Dickover of the Week: The Observer

Bharet Iyer:

Let’s be real … if The Observer actually cared at all about your privacy, they wouldn’t share your personal data with ONE HUNDRED AND SIXTY ONE FUCKING PARTNERS. [...]

Imagine if, upon purchasing a copy of the Sunday newspaper in 1791, you were followed around town by 161 men, taking note of everything you do throughout the day. Makes you wonder who’s really doing the observing.

It’s bad enough to include 161 third-party trackers on a website. But it’s downright dystopic to declare your 161 third-party “partners” under the heading “We Care About Your Privacy”. That’s like beating someone in the head with a baseball bat while telling them “We care about your skull”, literally adding insult to injury.

Yours truly back in 2020, “Online Privacy Should Be Modeled on Real-World Privacy”:

Imagine if you were out shopping, went into a drug store, examined a few bottles of sunscreen, but left the store without purchasing anything.
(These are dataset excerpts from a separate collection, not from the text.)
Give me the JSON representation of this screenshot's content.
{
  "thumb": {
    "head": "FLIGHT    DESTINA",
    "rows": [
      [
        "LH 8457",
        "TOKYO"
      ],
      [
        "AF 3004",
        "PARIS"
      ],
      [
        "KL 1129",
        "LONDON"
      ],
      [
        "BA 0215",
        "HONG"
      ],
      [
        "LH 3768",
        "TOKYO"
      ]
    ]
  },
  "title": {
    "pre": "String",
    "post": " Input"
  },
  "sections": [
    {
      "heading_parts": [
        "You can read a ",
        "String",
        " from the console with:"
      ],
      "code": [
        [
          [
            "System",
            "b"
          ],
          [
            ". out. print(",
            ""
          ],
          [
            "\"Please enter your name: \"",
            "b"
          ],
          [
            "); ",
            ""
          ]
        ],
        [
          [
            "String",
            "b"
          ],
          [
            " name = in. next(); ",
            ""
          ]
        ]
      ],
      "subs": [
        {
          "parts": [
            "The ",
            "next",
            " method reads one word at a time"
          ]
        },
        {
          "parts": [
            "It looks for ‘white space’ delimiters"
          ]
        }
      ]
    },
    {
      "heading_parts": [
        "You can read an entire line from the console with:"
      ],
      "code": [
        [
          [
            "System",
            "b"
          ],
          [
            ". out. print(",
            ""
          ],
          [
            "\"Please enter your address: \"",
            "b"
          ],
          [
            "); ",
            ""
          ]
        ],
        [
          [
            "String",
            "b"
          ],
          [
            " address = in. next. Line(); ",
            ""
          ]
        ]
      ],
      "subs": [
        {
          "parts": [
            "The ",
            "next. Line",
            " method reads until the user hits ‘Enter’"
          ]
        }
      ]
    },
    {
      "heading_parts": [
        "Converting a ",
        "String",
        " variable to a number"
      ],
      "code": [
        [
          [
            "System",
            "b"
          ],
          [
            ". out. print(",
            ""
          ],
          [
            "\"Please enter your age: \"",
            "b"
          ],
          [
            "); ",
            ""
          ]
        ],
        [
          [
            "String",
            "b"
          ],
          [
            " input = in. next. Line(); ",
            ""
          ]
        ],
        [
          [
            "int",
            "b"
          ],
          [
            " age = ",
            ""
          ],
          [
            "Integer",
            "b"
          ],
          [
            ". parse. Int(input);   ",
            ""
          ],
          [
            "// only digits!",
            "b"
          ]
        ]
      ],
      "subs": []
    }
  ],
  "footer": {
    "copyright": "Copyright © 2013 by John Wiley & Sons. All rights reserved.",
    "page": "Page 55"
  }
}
And then immediately a stranger approached you with an offer for sunscreen. Such an encounter would trigger a fight or flight reaction — the needle on your innate creepometer would shoot right into the red. (Not to mention that if real-world tracking were like online tracking, you’d get the same creepy offer to buy sunscreen even if you just bought some. Tracking-based offers are both creepy, and, at times, annoyingly stupid.)